According to ING’s Ewa Manthey, copper’s price surge hints at a potential bull run ahead

    by VT Markets
    /
    Oct 24, 2025

    Metals have seen a positive trend, with Copper trading near record levels alongside a rising US dollar, rate cuts, and low inventories. Copper’s prices have surged over 20% this year, despite trade tension concerns, influenced by the US Federal Reserve’s easing cycle and supply disruptions.

    A major recent disruption is the declaration of force majeure by Freeport at the Grasberg mine in Indonesia, impacting 4% of global production. Despite mixed short-term demand signals due to ongoing US-China trade negotiations, the long-term outlook for Copper maintains a positive trajectory, propelled by structural demand from electrification and renewable investments.

    China’s response to high prices includes increased shipments abroad, as indicated by Bloomberg. While short-term demand indicators fluctuate, ongoing supply disruptions are expected to maintain a support level around $10,000/t. For continued growth, Copper requires strong demand, especially from China, the largest consumer, though in the short term, prices are expected to stay within a certain range.
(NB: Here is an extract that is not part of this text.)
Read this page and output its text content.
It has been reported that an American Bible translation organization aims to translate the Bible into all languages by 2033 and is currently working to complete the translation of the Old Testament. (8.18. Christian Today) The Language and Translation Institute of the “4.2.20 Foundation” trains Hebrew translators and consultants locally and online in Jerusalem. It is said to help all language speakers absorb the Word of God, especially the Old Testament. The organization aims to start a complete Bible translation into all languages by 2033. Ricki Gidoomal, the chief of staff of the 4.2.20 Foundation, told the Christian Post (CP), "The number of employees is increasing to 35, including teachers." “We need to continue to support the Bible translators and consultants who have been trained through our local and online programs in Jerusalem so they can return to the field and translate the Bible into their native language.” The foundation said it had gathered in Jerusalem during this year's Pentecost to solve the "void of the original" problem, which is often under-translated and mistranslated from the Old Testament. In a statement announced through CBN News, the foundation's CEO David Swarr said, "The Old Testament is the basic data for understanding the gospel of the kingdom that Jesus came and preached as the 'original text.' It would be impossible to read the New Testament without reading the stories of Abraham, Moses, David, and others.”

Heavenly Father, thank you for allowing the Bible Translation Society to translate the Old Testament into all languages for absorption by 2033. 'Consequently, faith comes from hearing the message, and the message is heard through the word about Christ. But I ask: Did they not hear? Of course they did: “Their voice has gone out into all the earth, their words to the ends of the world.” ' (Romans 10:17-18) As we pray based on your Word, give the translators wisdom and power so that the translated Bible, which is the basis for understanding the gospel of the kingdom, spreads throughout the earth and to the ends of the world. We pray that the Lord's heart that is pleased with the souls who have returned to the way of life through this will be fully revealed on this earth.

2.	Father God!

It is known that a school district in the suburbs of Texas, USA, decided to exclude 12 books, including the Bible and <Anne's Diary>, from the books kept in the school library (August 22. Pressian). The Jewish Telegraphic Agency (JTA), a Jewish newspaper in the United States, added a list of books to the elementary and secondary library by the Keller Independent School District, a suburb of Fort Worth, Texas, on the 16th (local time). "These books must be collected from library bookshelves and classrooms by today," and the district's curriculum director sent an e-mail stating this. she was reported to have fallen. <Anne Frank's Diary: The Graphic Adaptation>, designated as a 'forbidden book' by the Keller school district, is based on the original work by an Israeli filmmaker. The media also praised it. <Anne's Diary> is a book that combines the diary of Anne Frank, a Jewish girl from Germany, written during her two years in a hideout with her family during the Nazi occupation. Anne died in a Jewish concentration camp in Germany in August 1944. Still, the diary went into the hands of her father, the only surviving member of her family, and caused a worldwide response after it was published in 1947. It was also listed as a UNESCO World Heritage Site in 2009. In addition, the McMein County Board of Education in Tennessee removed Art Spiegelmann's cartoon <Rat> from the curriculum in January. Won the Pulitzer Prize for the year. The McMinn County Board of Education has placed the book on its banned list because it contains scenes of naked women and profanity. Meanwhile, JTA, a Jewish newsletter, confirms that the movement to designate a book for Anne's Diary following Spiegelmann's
    We’re seeing copper prices hold firm above the $10,000 per tonne level, largely because of ongoing supply issues like the unresolved force majeure at the Grasberg mine. LME warehouse stocks are critically low, currently hovering near 55,000 tonnes, which is keeping the market tight. This supply squeeze provides a strong floor for prices in the near term.
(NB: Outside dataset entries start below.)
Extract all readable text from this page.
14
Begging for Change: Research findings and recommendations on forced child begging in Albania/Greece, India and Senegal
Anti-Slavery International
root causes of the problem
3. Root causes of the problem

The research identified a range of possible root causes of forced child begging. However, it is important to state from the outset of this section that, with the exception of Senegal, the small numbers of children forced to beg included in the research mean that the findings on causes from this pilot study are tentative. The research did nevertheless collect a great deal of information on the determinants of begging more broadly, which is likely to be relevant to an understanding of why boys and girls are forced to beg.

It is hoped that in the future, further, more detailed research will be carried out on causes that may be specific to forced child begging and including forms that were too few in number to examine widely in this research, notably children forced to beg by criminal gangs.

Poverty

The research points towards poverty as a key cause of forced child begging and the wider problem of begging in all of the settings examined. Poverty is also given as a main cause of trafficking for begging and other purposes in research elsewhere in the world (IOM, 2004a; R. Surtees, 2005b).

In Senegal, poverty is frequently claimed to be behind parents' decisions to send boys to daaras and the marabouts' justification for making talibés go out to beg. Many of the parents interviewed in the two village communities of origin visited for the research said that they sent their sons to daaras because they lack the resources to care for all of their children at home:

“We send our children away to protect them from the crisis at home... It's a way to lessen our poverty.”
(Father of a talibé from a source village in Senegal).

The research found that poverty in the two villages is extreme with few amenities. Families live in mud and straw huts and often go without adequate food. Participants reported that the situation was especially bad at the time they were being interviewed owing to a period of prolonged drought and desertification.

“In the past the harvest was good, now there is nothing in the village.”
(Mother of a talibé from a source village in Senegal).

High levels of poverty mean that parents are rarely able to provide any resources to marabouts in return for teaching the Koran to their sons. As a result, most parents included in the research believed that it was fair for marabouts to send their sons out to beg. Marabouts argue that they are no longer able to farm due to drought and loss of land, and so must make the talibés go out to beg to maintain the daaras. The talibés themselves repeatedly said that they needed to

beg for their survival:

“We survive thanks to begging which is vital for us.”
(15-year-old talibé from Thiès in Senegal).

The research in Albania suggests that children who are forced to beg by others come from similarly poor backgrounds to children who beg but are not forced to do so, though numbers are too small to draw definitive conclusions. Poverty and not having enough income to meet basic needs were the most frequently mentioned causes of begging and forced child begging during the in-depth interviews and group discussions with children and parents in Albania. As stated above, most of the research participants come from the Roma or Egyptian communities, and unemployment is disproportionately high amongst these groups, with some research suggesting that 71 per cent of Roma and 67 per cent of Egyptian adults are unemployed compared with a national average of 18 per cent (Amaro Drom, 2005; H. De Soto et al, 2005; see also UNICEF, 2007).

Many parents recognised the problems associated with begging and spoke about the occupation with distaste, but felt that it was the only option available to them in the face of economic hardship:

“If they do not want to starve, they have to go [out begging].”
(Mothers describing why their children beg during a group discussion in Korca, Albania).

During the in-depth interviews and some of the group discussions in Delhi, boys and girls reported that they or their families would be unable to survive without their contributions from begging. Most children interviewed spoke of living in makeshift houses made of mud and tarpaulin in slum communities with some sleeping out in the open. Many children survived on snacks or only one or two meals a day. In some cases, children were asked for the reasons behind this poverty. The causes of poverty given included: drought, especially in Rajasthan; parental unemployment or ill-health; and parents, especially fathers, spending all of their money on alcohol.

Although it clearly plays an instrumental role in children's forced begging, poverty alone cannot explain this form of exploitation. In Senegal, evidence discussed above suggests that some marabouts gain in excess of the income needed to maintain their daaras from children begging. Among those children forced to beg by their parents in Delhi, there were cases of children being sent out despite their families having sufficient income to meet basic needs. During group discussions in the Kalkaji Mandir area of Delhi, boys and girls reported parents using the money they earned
    The main headwind remains uncertain demand, particularly from China, which seems sensitive to these elevated prices. Recent data supports this, with September 2025 copper imports showing a 3% dip from the previous month. This buyer hesitation is likely to cap any significant upward momentum for now.

    Given this expected range-bound behavior, traders might consider strategies that profit from low volatility in the coming weeks. Selling strangles or establishing iron condors on December 2025 contracts could be effective if we expect prices to remain between $9,800 and $11,000. These positions benefit from time decay as long as the price doesn’t make a major move.

    For those who believe in the longer-term bullish story driven by electrification and AI, a more cautious approach is warranted. Using bull call spreads on early 2026 contracts allows for participation in a potential upside rally while defining the maximum risk. This strategy aligns with the view that while the immediate future is cloudy, the underlying structural demand is strong.

    The macro environment adds another layer, with the Fed having already cut rates twice this year, which has helped weaken the US dollar. However, uncertainty about the pace of future cuts could lead to short-term volatility. This suggests that any derivative positions should be structured to withstand potential price swings.